Spindles without spinning. Things without a function but which were once the haptic measure of our relationship with the world: I stretch out my hand, my fingers grasp the shuttle that will help me to pass the weft through the warp, and my skill is improved and perfected. Not only that, I feel the softness of the cotton thread in the same way that, concentrating on the sensitivity of my skin, I can caress light because I feel its warmth. A tool is an extension, though not only productive, as it becomes part of the relational network of reality.

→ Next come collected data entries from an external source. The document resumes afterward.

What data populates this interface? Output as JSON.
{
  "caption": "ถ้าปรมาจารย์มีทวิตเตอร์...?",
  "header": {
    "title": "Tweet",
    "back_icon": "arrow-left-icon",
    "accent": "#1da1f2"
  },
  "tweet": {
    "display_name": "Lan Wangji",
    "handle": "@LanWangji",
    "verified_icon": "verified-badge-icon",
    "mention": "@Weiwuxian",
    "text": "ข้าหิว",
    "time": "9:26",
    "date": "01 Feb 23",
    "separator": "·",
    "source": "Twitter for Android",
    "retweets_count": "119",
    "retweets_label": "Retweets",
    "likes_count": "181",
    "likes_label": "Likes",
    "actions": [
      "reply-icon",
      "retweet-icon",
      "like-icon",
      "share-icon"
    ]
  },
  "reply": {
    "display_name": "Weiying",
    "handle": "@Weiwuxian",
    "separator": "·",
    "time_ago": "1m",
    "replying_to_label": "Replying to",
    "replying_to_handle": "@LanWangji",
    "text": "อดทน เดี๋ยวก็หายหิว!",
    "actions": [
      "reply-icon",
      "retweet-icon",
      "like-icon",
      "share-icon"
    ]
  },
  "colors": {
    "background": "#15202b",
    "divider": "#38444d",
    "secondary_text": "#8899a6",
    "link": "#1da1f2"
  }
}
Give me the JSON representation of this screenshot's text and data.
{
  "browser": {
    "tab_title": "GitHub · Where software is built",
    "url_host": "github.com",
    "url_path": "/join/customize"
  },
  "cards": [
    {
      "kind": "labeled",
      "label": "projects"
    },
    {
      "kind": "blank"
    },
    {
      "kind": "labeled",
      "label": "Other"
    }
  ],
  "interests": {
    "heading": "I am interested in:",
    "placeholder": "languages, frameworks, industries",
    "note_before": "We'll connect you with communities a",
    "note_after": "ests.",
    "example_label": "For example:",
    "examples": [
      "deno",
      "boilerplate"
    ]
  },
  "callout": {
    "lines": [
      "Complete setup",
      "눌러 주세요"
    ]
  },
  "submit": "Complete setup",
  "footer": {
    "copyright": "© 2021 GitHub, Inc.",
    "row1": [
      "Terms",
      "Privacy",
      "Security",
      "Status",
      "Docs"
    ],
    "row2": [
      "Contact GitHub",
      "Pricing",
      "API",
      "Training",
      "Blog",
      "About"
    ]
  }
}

The anthropologist Tim Ingold argues that “art and technology are mere words”, abolishing the modernist division between body and object, between natural and produced. In his proposal, he approaches “making” as a form of “weaving” that implicates us in a production which is both conscious—a creation—and engaged with all the entities involved in it, understood as interwoven non-hegemonic surfaces. Like a great corporeal and affective fabric in which it is impossible to differentiate between organic and nonorganic. Like a net that provides support and protection. Like a vast mesh.
Cross through three large see-through curtains. In them, in their abstraction, in their appearance and disappearance, in their concealing and revealing, new ghost objects invite our body to dance, to caress the forms of what was a legend, to make it tangible before our very eyes. To give back the spindles a perceptive relational use, present both as material and as image.